I guess I’ll go to the mountains if the opportunity arises. At least it has trees.

Trust My Instincts? Usually.

Daily writing prompt
Do you trust your instincts?

I usually trust my instincts. They have kept me out of bad situations for all my life. That gut feeling — literally in my gut — signals that trouble lies ahead, and I listen to it.

I don’t always trust my instincts toward something good. I find that, if I’m not careful, I use instincts as justification for something I personally want. Or I mistake impulse for instinct. So good instincts go through a reasoning process, which makes them not instinctual, I guess?

I think instincts exist as a survival mechanism, which means I need to refine my belief in the positive ones. I just have to figure out how to recognize instinct from impulse or justification.

October

Daily writing prompt
What’s your favorite month of the year? Why?
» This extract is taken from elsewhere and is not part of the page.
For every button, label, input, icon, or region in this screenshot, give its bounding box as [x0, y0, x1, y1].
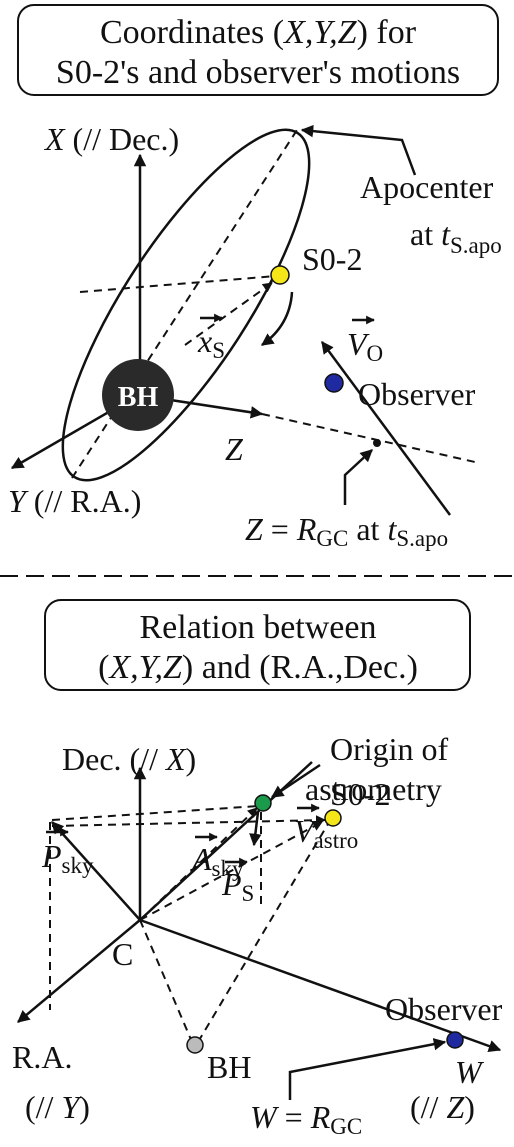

In the American midwest, our summers are too hot and our winters are too cold. Our springs are rainy and last little time at all. But we have autumns, which have fiery trees and comfortable jacket weather. And the highlight of autumn (or fall, as often said in the US) is October.

Autumn colors peak in about the second week of October. The skies on a cloudless day are a clear blue, a backdrop to the orange-red maples and the rusty brown oaks. Time seems to stand still as one looks at the trees.

The tempermental rain in October pelts the ground with abandon, or mists the pavement. The fallen leaves turn sodden underfoot. They smell of endings, of which October is a glorious reminder.